Just 10 years ago, there were only a thousand or so active satellites orbiting the Earth, but in a decade there will be tens or even hundreds of thousands.
Photos from open sources
Experts have been sounding the alarm for years that Earth’s orbit is getting too crowded. So, how many satellites can be safely placed in Earth orbit before there are too many? The answer to this question is not unambiguous. And that’s why.
Take Starlink from SpaceX as an example. According to information that Elon Musk’s company filed with the US Federal Communications Commission (FCC) last December, SpaceX’s autonomous collision avoidance system performed 26,037 orbit avoidance maneuvers with its Starlink satellites over a two-year period (from December 1, 2020 to November 30). 2022).
This means that each of the nearly 4,000 Starlink satellites that have been launched to date has completed an average of 12 evasive maneuvers in that time.
But the size of SpaceX’s current constellation is less than 10% of what the company plans to deploy. Over the next 10 years, the number of Starlink satellites in orbit could rise to 42,000. Add to that the up to 4,000 satellites that OneWeb wants to launch, another 3,200 Kuiper satellites from Amazon, and 13,000 satellites of the proposed Chinese Guowang system, and it becomes clear that things are much more worse.
According to the FCC document, SpaceX claims each of its satellites has enough propellant on board to perform 350 collision avoidance maneuvers over its expected five-year lifespan. But, according to the calculations of Hugh Lewis, professor of astronautics at the University of Southampton in the UK, this number can be reached not at all in five years, but much earlier.

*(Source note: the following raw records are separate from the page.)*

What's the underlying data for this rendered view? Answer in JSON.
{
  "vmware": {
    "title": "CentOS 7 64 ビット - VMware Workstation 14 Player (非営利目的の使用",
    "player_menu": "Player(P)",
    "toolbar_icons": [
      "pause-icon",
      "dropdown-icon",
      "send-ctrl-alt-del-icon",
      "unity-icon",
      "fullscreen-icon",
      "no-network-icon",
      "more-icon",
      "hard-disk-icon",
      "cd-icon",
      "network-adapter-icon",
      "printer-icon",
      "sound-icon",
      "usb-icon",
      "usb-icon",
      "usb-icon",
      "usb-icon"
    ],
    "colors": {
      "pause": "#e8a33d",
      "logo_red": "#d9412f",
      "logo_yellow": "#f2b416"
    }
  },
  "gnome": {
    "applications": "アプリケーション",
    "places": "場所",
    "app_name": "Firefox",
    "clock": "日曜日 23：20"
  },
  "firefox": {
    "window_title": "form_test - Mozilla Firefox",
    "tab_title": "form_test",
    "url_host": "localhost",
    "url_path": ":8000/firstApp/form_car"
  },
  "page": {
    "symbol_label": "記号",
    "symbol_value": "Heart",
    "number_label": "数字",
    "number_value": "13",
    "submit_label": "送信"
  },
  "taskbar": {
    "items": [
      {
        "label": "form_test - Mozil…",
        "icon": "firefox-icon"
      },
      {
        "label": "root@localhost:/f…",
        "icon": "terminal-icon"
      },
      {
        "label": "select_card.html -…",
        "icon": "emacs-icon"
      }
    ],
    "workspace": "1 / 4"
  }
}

He is echoed by his colleague astronomer and astrophysicist at the Harvard-Smithsonian Center for Astrophysics Jonathan McDowell:
“In five or ten years, we will have somewhere between 20,000 and 100,000 satellites, and I am very skeptical that at the maximum number of 100,000 it will be safe to operate.”
However, working satellites are only part of the problem. The European Space Agency estimates that near-Earth space is cluttered with about 36,500 pieces of space debris larger than 10 centimeters, about a million objects between 1 and 10 centimeters in size, and 130 million pieces smaller than one centimeter.
Therefore, astrophysicists are calling on space agencies to develop technology to remove the most dangerous pieces of orbital debris, determine the exact number of satellites that can be in different orbits, and establish rules for deorbiting these spacecraft.